Selvagem Islands - Portugal

Well preserved and pristine, with some important geological features, Portugal’s largely-unknown Selvagem Islands have an extremely valuable natural heritage considered of great ecological and scientific value, as well as a landscape quite unparalleled anywhere else in the world.

Consisting of two groups of rocky islets in the Atlantic, the Ilhas Selvagens (which loosely translates as the Wild Islands) lie 285km (178 miles) south of Madeira and just 165km (103 miles) north of Tenerife in the Canary Islands.

Blessed with a dry, subtropical climate, average temperatures in the Selvagens are higher than those recorded in Madeira and the sea temperature remains comfortable throughout the whole year.

The smallest of the five Macaronesian archipelagoes, along with the Azores, Madeira, Canaries and Cape Verde, the islands were discovered by the Pizzigani brothers (both Venetian cartographers) in 1364 but were officially claimed for Portugal by Diogo Gomes de Sintra on his way back from Guinea in 1438.

In the sixteenth century, the Selvagens belonged to the Caiados, an important family from Madeira and were subsequently inherited by João Cabral de Noronha in 1560.

Surprisingly, they remained in private hands right up until 1971 when the Portuguese State bought them from the banker Luís Rocha Machado, whose father had acquired them in 1904 in lieu of a gambling debt!

Since then, the Selvagem Islands have been a fiercely protected nature reserve and are part of the Parque Natural de Madeira, falling under the auspices of the Madeira Parks Authority.

The most remote and isolated group of Portugal’s islands, the Selvagens are the source of countless legends, the most famous being that of English privateer Captain Kidd who is said to have hidden stolen treasure in a cave. Many people have tried in vain to find that booty over the centuries, the result being a large hole burrowed into what is known as Captain Kidd’s Cave not far from the sea.

Surrounded by an extensive barrier reef, much of the Selvagens archipelago is covered in vegetation, with a great diversity of plants (about ninety in total) perfectly adapted to the remote Atlantic location, including eleven species that are completely unique to the islands.

Just 5 km (3 miles) in circumference, the largest island, Selvagem Grande, covers 245 hectares and is home to the world’s largest colony of white-faced storm petrels (with over 30,000 pairs recorded), Bulwer’s petrels and Cory’s sheerwaters.

Shaped like a pentagon, Selvagem Grande is dominated by a plateau about 100 metres above sea level that falls abruptly to the sea. The island’s highest point is Pico da Atalaia which reaches 163 metres in height.

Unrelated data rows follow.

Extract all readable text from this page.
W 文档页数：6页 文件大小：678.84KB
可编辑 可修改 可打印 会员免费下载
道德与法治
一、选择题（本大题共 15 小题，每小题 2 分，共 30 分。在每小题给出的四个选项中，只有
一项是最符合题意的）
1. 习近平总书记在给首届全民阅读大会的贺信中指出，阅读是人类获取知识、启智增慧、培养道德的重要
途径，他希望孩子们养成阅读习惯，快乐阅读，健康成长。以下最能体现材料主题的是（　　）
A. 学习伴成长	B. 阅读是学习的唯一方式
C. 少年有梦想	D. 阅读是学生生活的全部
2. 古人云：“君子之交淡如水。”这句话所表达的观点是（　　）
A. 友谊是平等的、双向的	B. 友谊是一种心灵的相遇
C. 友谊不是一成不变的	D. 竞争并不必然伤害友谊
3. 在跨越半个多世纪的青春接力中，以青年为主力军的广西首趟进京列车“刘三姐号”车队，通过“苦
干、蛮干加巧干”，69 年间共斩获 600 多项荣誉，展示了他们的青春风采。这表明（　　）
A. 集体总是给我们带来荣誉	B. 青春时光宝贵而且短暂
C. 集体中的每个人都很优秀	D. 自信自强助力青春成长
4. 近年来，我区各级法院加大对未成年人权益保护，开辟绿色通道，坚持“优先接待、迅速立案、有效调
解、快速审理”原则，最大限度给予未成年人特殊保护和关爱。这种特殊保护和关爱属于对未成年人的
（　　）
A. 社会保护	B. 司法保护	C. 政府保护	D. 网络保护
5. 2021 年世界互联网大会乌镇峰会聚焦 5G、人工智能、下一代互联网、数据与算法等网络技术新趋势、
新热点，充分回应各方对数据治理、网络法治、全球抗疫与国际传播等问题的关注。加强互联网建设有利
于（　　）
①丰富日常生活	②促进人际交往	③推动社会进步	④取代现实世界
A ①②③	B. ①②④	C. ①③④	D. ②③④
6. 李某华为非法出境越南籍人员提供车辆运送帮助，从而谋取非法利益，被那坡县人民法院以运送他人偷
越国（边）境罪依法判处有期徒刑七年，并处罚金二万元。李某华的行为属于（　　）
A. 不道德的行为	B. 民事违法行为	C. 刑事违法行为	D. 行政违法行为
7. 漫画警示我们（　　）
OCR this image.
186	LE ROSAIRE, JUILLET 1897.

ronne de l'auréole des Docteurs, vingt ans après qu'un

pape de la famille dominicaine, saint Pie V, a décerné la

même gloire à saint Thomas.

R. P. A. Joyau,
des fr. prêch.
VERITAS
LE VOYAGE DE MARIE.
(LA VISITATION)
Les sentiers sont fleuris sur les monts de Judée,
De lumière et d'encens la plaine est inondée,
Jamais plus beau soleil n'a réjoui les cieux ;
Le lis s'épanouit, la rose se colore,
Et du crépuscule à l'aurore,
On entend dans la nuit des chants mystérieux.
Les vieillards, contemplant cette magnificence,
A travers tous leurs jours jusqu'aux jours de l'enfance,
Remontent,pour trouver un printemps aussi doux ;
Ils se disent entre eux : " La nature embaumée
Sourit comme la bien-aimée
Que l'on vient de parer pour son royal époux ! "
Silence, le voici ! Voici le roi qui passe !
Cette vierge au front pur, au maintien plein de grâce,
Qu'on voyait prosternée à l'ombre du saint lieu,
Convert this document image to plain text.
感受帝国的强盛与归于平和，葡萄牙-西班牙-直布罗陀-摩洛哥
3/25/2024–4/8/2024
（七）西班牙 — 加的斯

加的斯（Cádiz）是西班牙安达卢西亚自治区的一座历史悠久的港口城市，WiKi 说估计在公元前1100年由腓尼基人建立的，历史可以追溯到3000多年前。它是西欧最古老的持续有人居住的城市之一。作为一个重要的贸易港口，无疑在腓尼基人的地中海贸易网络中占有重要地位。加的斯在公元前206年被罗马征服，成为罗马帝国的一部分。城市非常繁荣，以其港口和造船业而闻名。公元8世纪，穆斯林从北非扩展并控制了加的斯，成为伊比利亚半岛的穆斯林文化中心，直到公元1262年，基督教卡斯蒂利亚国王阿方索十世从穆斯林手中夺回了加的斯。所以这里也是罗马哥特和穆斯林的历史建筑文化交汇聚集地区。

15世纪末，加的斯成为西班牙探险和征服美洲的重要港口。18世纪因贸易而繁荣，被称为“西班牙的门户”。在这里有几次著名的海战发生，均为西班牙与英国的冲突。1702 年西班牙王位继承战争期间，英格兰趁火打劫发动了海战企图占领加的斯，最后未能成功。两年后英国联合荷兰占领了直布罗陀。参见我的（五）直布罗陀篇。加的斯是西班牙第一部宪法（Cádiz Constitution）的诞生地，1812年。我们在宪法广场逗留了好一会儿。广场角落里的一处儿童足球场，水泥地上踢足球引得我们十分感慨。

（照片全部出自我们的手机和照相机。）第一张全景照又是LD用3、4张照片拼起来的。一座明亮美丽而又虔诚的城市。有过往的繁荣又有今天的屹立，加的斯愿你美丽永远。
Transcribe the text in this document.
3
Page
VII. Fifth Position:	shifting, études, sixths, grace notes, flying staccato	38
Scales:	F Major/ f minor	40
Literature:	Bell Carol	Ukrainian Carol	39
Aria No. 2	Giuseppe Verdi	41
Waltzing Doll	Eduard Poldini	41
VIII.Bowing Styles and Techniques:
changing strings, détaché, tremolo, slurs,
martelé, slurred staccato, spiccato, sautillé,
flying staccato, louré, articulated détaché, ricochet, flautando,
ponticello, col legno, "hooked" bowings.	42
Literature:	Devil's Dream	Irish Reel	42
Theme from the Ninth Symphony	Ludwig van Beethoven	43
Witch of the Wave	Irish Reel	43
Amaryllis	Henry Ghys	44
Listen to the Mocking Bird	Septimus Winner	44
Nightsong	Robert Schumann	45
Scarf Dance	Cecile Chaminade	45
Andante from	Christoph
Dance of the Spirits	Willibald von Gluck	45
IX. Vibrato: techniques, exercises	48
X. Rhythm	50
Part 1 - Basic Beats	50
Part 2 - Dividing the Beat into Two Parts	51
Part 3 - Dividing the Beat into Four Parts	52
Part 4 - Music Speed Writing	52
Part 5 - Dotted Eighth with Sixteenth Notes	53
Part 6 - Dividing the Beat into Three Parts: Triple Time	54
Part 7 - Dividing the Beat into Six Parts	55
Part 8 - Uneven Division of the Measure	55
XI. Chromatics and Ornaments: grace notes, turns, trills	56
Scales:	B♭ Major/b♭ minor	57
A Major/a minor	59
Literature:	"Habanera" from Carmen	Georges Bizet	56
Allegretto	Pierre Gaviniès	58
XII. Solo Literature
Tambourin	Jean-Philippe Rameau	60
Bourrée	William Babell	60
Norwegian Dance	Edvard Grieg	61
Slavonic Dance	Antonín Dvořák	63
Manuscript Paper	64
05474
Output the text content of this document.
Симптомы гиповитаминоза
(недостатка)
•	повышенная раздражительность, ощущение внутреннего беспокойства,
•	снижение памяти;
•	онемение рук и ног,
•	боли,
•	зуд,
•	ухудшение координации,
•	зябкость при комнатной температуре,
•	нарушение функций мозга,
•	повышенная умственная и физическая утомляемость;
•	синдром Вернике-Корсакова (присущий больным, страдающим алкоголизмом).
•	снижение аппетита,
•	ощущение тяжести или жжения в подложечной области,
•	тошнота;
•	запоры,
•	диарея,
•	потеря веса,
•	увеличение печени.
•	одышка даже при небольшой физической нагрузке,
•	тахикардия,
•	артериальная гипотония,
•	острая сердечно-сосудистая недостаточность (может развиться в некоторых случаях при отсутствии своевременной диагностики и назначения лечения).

Low, flat and very irregular in shape, its smaller sister island, Selvagem Pequena (20 hectares), is also remarkable for the fact that it has never suffered the introduction of non-indigenous animal or plant species, meaning that it is one of the world’s remaining virgin ecosystems. The third island of any note is Ilhéu de Fora, which covers a total area of just 8 hectares and is located to the west of Selvagem Pequena.

It’s interesting to note that although the distance between Selvagem Grande and Selvagem Pequena is only 15 km (9 miles), the channel that separates them is more than 1,000 metres deep in some places.

Between spring and autumn, one of the Selvagen Islands’ most astonishing natural spectacles is the incredible sound made by the huge flocks of white-faced storm petrels as they return home in their thousands to roost. Other rare breeds known to frequent the islands are the band-rumped storm petrel, Audubon’s shearwater, Berthelot’s pipit and Swinhoe’s storm petrel.

The waters, likewise, are a fertile haven for a wide variety of cetaceans, some of which are considered vulnerable or threatened, such as the sperm whale, bottlenose dolphin, short-finned pilot whale, Atlantic spotted dolphin, pygmy sperm whale, beaked whale, sei whale and the rare Bryde’s whale.

There are eight species of sea turtle in the world and no less than five of them occur in the Atlantic waters around the Selvagens, the most frequent visitor being the loggerhead turtle. Further testimony to the islands’ unique and quite idyllic natural conditions was provided by the famous French film-maker and conservationist Jacques Cousteau, who once proclaimed the local waters as ‘the cleanest in the world’.